La démocratie ou l'apocalypse? Selon Rachad Antonius, il faut parvenir à de nouvelles lectures de l'islam qui vont favoriser l'apparition de lieux de liberté par Pascale Guéricolas C'est un appel au dialogue entre penseurs de l'islam et d'Occident qu'a lancé Rachad Antononius devant le public venu écouter le jeudi 3 février dernier sa conférence organisée par le Département de sociologie et la revue étudiante Aspects sociologiques. Ce spécialiste du monde arabe et professeur à l'UQAM n'a pas hésité à bouleverser les idées reçues qu'entretient l'Occident envers des mouvements religieux afin de mieux comprendre comment cette partie du monde pourrait parvenir à la démocratie.
D'emblée, Rachad Antonius, originaire d'un pays musulman, reconnaît qu'il n'est pas croyant. Cependant, le discours hostile que tiennent les médias occidentaux face à l'islam l'irrite souverainement. "Comment se fait-il que tout ce qui est écrit de négatif sur l'islam est louangé?, s'insurge-t-il. Par exemple, le livre d'Irshad Manji (Musulmane mais libre, publié chez Grasset) est bourré d'erreurs grossières, il ne valait certainement pas le battage publicitaire dont il a été l'objet." À en croire le professeur de sociologie, ce discours apocalyptique nuit à la discussion, car les penseurs arabes se trouvent toujours sur la défensive. Ils ne peuvent donc débattre librement des véritables enjeux et problèmes touchant leur société et des moyens à prendre pour instituer un processus démocratique. Or, l'histoire de l'islam prouve que cette religion vieille de 14 siècles se montre généralement très libérale et ouverte sauf lorsqu'elle se sent menacée, comme ce fut le cas après les croisades au Moyen ge ou au 200e siècle lors de la création de l'État d'Israël et des défaites militaires arabes qui l'ont suivie.

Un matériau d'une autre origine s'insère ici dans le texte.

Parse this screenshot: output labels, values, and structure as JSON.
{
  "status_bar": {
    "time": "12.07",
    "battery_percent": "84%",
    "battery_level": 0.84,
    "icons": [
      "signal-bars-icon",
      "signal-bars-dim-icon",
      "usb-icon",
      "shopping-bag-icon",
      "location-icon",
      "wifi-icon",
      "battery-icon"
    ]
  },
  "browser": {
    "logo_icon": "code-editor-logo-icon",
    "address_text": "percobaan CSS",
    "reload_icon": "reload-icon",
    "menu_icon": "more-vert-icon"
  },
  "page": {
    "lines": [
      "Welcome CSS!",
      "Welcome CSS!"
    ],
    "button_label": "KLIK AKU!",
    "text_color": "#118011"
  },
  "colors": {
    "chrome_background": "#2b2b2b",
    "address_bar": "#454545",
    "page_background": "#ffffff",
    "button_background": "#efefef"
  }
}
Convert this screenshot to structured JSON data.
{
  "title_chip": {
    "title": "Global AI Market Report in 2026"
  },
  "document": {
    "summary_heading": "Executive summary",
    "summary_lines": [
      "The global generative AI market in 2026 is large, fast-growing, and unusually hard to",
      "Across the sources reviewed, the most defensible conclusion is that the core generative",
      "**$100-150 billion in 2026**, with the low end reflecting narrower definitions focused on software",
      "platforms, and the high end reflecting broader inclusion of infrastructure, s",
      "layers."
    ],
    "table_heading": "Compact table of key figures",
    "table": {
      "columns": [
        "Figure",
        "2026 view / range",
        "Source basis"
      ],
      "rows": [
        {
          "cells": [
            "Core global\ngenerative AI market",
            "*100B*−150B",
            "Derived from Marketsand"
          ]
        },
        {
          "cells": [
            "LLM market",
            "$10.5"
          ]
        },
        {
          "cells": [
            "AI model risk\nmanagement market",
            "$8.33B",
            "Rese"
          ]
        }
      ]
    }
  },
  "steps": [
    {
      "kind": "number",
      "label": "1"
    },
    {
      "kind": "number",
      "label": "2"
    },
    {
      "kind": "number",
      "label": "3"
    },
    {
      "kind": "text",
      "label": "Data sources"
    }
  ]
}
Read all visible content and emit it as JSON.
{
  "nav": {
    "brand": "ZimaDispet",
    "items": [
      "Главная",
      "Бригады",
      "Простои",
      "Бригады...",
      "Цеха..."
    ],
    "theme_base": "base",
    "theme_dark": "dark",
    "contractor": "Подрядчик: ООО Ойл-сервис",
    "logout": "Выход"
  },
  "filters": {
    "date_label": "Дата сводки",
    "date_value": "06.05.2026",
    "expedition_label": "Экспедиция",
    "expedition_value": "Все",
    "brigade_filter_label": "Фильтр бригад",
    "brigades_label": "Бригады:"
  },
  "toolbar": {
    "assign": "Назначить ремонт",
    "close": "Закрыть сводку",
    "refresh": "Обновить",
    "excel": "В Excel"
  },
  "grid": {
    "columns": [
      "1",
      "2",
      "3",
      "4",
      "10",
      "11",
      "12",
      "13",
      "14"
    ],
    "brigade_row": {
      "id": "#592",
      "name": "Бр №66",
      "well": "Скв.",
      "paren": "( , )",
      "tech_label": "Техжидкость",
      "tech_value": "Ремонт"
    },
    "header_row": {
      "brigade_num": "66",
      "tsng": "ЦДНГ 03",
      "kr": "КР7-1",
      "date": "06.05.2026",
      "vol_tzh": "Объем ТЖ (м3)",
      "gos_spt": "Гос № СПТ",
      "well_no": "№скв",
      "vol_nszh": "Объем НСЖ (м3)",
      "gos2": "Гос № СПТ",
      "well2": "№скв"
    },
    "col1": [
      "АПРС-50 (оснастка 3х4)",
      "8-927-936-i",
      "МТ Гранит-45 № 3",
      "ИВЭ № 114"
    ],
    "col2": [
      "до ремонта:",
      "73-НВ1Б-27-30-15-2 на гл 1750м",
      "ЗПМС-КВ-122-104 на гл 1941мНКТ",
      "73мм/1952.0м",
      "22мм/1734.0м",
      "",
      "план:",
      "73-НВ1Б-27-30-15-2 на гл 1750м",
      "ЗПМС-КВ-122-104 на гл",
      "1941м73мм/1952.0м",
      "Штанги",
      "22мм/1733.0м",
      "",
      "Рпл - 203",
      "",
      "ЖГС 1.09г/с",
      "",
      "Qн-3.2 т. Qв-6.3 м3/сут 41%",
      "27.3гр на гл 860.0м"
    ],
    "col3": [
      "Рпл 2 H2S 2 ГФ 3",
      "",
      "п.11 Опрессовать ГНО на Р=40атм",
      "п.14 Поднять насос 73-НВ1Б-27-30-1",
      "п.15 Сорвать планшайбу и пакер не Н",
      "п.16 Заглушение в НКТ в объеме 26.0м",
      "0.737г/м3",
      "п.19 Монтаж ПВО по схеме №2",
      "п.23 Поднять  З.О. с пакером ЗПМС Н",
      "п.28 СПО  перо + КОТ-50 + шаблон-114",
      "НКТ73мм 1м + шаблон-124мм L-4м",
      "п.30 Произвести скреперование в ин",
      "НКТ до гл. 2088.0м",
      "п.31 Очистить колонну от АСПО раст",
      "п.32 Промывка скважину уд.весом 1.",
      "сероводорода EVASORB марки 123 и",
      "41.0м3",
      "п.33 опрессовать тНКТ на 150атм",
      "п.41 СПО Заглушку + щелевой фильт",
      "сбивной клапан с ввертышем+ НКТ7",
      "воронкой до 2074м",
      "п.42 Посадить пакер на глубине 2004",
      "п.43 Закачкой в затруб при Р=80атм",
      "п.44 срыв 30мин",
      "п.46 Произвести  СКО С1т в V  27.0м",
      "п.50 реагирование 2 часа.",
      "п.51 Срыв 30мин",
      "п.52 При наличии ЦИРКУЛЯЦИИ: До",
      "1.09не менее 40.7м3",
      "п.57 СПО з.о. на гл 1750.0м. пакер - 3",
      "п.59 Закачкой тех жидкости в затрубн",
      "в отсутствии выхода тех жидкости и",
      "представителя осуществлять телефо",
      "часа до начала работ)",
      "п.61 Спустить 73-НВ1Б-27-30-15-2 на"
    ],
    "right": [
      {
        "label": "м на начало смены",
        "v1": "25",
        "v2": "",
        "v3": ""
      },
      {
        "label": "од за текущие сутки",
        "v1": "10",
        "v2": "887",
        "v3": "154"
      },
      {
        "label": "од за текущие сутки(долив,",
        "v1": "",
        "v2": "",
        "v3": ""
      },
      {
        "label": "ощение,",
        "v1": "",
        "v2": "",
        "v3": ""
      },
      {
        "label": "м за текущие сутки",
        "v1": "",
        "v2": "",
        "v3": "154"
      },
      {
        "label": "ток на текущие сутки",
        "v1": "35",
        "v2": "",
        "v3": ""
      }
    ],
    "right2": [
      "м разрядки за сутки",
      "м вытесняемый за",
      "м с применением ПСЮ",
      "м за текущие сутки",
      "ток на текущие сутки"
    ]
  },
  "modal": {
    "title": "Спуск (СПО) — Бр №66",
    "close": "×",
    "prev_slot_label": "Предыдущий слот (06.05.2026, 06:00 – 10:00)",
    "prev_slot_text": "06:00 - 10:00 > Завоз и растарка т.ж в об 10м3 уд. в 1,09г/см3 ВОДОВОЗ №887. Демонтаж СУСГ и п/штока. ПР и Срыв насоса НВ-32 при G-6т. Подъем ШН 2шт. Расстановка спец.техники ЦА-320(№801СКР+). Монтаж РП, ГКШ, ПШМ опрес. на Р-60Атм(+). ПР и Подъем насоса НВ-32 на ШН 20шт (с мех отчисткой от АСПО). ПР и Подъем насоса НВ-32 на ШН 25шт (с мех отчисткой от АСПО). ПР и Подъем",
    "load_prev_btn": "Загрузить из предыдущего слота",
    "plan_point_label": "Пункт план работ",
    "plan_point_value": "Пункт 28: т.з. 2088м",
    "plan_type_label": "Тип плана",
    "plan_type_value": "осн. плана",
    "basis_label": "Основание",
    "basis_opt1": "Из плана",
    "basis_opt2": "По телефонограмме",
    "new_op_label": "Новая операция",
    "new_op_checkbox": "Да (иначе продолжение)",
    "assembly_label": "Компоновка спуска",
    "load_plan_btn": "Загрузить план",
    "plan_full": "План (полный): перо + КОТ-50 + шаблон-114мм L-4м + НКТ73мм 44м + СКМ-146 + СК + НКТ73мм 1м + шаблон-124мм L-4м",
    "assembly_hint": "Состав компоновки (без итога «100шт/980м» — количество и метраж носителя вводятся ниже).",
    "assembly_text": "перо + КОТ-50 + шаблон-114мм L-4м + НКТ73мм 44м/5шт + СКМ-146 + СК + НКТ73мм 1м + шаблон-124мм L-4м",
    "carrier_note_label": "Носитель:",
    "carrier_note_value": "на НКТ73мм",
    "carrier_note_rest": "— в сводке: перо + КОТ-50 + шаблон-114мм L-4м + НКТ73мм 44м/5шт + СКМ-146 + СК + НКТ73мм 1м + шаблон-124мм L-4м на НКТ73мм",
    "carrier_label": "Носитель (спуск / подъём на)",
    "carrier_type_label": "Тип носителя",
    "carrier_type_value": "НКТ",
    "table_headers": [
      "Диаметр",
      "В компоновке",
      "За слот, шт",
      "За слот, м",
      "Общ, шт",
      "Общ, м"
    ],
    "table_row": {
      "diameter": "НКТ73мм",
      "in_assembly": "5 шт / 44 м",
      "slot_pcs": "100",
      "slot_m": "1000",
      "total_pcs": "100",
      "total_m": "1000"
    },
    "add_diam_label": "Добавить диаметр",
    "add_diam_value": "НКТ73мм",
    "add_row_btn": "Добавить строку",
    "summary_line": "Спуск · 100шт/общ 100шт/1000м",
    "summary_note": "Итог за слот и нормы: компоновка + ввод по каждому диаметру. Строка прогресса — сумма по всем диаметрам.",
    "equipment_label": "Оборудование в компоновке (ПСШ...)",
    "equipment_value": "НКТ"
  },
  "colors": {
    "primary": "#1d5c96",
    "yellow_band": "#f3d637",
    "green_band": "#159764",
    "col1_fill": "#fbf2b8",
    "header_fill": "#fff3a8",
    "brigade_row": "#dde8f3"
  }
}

Tous les espoirs semblaient pourtant permis pour la plupart des pays arabes après la décolonisation dans les années 1960. Cependant, la fracture constante entre une société civile complètement écartée de l'exercice du pouvoir et la mise en place de gouvernements très autoritaires a nui à la démocratie. S'appuyant sur l'exemple de l'Égypte, le conférencier a rappelé que, dès le 19e siècle, ce pays s'inspire du modèle français dans son système d'éducation et de santé, appuyé en cela par les savants qui avaient participé à l'expédition de Bonaparte, et néglige, du coup, les institutions déjà existantes. Hassan Al Bannâa, le fondateur des Frères musulmans, tente donc, dans les années 1920, de redonner une voix au peuple, et surtout de lutter contre le colonisateur anglais. Ce mouvement idéologique subit les foudres de Nasser par la suite et donne lieu à une multitude de groupes. Un fossé grandissant "Comme dans d'autres pays arabes, souligne le conférencier, deux sociétés se sont développées en parallèle: l'élite tournée vers l'Europe et la modernité et le peuple, majoritaire, qui se replie sur la tradition." Les différents mouvements islamistes des années 1970 trouvent donc un terreau fertile parmi les citoyens ignorés des dirigeants. À certaines époques, les gouvernements vont d'ailleurs s'allier aux islamistes très conservateurs en leur accordant par exemple du temps d'antenne à la télévision au détriment des éléments plus modérés, tout en excluant leur parti des élections. "Dans plusieurs cas, les gouvernements ont renforcé les mouvements qu'ils prétendaient combattre", constate le sociologue. Il remarque aussi qu'on a souvent tendance en Occident à expliquer l'absence de démocratie dans le monde arabe en réduisant la société civile aux ONG financées par les bailleurs de fond internationaux. Or il existe bel et bien selon lui des associations caritatives liées à l'islam politique, fortement implantées dans la population locale. À l'entendre, dans certains pays comme l'Iran, la révolution islamique a engendré une certaine forme de contestation des traditions et une prise de parole accrue des masses. De plus, l'émergence de nombreux groupes islamiques très divers crée parfois un espace public où la dissidence a sa place comme c'est le cas au Liban.
Il faut donc absolument, selon Rachad Antonius, parvenir à de nouvelles lectures de l'islam qui vont favoriser l'apparition de lieux de liberté et il faut surtout que les penseurs de ce coin du monde aient le loisir d'agir de l'intérieur. Le sociologue nourrit peu d'espoir cependant sur les effets des récentes élections sur la société irakienne. "Il s'agit d'un gouvernement municipal qui aura seulement le pouvoir de décider de la couleur des tuyaux d'égout, ironise le conférencier. Les Américains ont décidé de jouer la carte des chiites car Saddam Hussein les avait écartés du pouvoir, mais cela pourrait renforcer le clivage entre arabophones d'Irak et ceux d'Iran parlant persan."